It's a bit of kink that sets the generally frothy piece in motion: Harry (Zach Braff), an unhappily married nebbish -- who's become a multimillionaire from the sale of a dot.com he founded -- visits a dominatrix on a "whim." Their session doesn't go as either of them planned and soon, Harry, who's learned that the woman's real name is Prudence (Sutton Foster), is asking if she'll have coffee with him.
Prudence's entry into Harry's world proves to have not only profound repercussions on him, but also on his depressed, passively aggressive wife Aleeza (Ari Graynor) and on Prudence's arrogantly genius boyfriend Morton (Bobby Cannavale), a man with anger issues and a bit of a gambling problem.
Weitz's set-up, from the brilliantly played opening scene in Prudence's dungeon to the moment when she and Aleeza discover that they might have more in common than either of them might have imagined, proves to be not only intriguing, but also the stuff of jaunty contemporary comedy.
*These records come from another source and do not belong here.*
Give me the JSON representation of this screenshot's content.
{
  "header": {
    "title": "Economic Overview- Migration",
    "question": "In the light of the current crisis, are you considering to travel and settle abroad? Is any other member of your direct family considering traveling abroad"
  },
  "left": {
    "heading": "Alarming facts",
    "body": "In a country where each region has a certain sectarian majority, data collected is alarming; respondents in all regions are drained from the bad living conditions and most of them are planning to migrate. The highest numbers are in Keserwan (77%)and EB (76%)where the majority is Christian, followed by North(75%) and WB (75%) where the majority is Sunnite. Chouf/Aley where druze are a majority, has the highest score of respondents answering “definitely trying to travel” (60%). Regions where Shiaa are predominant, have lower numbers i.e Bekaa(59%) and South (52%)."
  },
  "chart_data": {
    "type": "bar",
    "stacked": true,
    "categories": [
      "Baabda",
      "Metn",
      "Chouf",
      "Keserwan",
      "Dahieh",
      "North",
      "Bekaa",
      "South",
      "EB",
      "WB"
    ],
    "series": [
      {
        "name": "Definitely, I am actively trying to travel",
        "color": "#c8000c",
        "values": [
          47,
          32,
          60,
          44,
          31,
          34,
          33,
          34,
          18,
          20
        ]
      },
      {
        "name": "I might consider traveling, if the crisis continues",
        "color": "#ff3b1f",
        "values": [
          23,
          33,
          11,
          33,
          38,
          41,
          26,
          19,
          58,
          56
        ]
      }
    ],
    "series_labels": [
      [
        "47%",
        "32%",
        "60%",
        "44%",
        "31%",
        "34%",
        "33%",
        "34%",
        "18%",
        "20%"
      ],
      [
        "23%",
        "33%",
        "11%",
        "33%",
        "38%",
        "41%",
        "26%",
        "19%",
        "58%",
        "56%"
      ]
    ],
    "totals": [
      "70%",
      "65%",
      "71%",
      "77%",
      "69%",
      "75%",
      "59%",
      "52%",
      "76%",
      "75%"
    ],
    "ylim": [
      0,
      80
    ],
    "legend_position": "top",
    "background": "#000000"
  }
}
However, once Morton, who often seems as if he has stepped out of a play by David Mamet, has been introduced, Trust falters, and as Weitz schematically demonstrates that each of the characters is not the sort of person that they believe themselves to be, he also compounds the play with an unconvincing blackmail plot, tortured childhood secrets, and the inevitable romance between Harry and Prudence.
With each twist and turn in the script, though, the actors offer up keenly observed performances. Braff, with a winsome smile and a slightly boyish demeanor, makes Harry's nerdiness exceedingly appealing. He's deft with both physical and verbal comedy and can deliver some of Weitz's most cutting remarks with aplomb. When he tells Morton that "if you're gonna fuck someone's life...you better make sure you have a hard on," Braff makes it both hysterical and vaguely chilling.
Similarly, Foster (who looks equally at home in S&M gear and summer dresses both carefully chosen by costume designer Emilio Sosa) navigates the script with decided grace. And while it's no surprise that she can land Prudence's dry quips with finesse, the actress brings a sense of sadness and menace to the part that startles. Graynor and Cannavale deliver admirably, tackling Aleeza and Morton's sometimes enigmatic and contradictory actions with decided commitment.
Dubois' production unfolds with ease within the confines of grungy tiled space from scenic designer Alexander Dodge, which converts easily to various locations around Manhattan with a geometric chicness, that visually underscores the boxes of self-identification from which the characters emerge.